This topic came up briefly while talking to a few college students the other night at Startup Houston roundtable about whether they felt they were getting their money’s worth, so I thought I’d throw in my two cents. While historically, higher education in America led the way in terms of global leadership and turning a profit, there are some who believe that paradigm may be changing. Colleges are contending now not only with the chaotic bursting of the credit bubble, but also with a growing population of disillusioned potential students.
These young men and women have watched the months go by as literally millions of people throw up their hands and leave the workforce; many of whom already have accredited four year diplomas. Additionally, their parents are strapped for cash, most likely unemployed/underemployed themselves, and have also lost faith in the educational system in general. Let’s look at some financial aspects and social variables which may determine which Universities are likely to survive.
Appealing to a Changing Social Dynamic
The traditional “well rounded” education may be losing its perceived luster. The workforce of the 21st century is telling people they need well defined schooling, niche curriculums, and technologically dense programs. Fewer people want to study French literature, while drastically more feel that they need to sit behind a computer screen and get an edge on modernity.
Students are drawn by the potential to make money once they graduate, rather than simply being able to tell someone they have a degree. The millennial generation cares very little for paper diplomas and tassels anymore. They want to believe that they’re going into debt with better chances of well paying careers.
During the credit bubble of the last thirty years, families were more than happy to send their children, most of whom were first generation attendees, to school under the pretense that paying off loans would be a cinch with a prestigious certificate. These days, those who already have them are churning out horror stories of debt serfdom to what is sometimes perceived as a profit driven franchise that sold them a fairytale.
The universities that will make it through the next decade may well be those that can adequately demonstrate both the importance of the experience and that their graduates move on to jobs in thriving sectors of real economies.

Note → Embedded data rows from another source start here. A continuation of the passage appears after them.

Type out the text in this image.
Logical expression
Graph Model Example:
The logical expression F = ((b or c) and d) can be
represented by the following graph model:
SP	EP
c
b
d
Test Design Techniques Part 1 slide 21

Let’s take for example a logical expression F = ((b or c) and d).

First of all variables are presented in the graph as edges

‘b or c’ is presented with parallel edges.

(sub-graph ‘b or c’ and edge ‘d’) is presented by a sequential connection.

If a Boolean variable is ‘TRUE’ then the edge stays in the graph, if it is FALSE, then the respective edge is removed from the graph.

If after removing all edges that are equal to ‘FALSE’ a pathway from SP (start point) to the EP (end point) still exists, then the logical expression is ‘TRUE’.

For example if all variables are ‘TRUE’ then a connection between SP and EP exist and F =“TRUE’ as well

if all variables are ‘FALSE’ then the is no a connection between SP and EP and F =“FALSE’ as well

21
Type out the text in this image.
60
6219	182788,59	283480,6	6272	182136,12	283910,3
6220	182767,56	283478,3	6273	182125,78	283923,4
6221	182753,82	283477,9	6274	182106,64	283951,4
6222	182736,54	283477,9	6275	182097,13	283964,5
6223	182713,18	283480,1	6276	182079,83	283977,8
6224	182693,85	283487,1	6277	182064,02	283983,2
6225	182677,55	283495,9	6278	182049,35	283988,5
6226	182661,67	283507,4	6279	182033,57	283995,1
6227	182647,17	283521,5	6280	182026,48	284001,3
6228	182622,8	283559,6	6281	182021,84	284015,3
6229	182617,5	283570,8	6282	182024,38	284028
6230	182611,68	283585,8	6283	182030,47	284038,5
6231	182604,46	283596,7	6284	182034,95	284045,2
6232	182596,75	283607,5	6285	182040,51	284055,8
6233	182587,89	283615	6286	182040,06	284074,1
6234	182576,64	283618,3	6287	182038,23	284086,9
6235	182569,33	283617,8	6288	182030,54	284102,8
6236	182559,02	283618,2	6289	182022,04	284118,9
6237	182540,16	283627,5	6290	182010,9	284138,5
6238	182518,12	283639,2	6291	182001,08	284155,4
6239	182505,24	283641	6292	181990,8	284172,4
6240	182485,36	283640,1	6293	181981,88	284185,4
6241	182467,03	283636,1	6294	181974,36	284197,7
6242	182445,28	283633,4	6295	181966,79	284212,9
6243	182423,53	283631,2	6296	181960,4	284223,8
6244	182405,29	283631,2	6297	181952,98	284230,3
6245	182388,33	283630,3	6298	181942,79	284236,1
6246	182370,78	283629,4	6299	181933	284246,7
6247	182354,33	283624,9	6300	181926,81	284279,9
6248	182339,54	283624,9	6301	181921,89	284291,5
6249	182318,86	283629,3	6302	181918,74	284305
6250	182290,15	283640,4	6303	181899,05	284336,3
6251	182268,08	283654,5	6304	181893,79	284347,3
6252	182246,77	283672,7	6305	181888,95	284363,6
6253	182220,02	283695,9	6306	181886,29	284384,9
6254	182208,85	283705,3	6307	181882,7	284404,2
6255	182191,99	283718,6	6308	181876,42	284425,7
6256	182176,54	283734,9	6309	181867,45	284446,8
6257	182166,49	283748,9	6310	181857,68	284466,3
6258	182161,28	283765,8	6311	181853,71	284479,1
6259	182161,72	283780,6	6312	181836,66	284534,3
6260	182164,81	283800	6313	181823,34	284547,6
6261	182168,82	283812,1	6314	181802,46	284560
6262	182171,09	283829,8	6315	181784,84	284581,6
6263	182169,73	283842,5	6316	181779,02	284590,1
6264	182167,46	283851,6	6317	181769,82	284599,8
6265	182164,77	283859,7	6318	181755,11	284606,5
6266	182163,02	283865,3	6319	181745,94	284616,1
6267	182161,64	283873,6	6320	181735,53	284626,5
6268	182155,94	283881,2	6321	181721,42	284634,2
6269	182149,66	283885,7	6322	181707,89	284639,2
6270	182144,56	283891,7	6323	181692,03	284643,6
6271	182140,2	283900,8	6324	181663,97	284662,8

Finances Determine Everything Moving Forward
Like the US government drowning in deficit spending, over a third of US colleges look like major banking and investment firms. Their books are riddled with overleveraged debts, and dwindling incomes/investors. Their expenditures are through the roof, while their attendance is less than spectacular and doesn’t always cover basic operational costs.
This research put together by www.thesustainableuniversity.com suggests that the landscape of higher education may look like the banking sector soon, with more and more going bankrupt and disappearing. They would suggest that liquidity is the name of the game, and only those that can get their books in order are going to weather the fiscal storm. They state the following: “Institutions have more liabilities, higher debt service and increasing expense without the revenue or the cash reserves to back them up.”
Simply raising tuition isn’t going to work. Exponentially inflating costs of living, commodities, and basic necessities will see to that. Instead, the lion’s share of success is going to go to (of those without huge endowments) those that can find ways to lower costs, while also giving students new services and options that they see as relevant today.
The old dynamic of spending more and more into success quite frankly looks insane even from a freshmen accounting major’s perspective these days.
Determining Risk Factors for Universities
Are those colleges that spend more and more without specifying their curriculum to suit new demands in extreme danger? It seems that for nearly any institution that isn’t currently considered cream of the crop, the downward pressure is immense.
With potential hyperinflation right around the corner, millions in endowment money is becoming chump change, and serious reorganizing is in order for those that don’t fall into the billions category.
US assets aren’t the only thing being downgraded. If the books are in complete agony, and tuition becomes a crutch, bond downgrades are likely to take a chunk out of survivability.
Colleges that have, out of necessity, had to turn to drastic measures like lowering standards, laying off faculty, or poignant tuition hikes will be perceived to have a short shelf life.
Digital Salvation & Outsourcing
From strategically putting money where the innovation is, the growth of ecommerce, and outsourcing data center and IT work, universities are scrambling for digital salvation. At the end of the day, even if they get their books completely in order, get their real estate values in line with reality, and cut down on a plethora of unnecessary expenditures – without adequate numbers of students, obviously failure is inevitable.
And so they say, the challenge facing higher education has never been greater; the risks have never been sharper; and the incoming tsunami of the higher education bubble has already pulled out the tide by a mile. Here are four things in my view that set apart those that are likely to succeed from those that are staring down the barrel of a financial gun:
- Colleges with a concise, and well defined strategy of change and evolution, coupled with a stringent focus on providing value and a higher job placement rate.
- Institutions that incrementally cut down on both support and administrative costs, while still managing to give students access to modernizing research and development.
- Determined and smart investment in innovation that is perceived by students as both valuable and constructive.
- Universities that legitimately conjure up free capital in non-essential assets.
It would seem that only the universities that take the time to regularly examine positive and negative perceptions of their perceived value and react accordingly will stand the best chance to leverage what they need to compete with the likes of Stanford or Harvard. I doubt this is any longer an optional exercise, as students increasingly begin to view their tuition and time as an investment rather than a requirement of the status quo.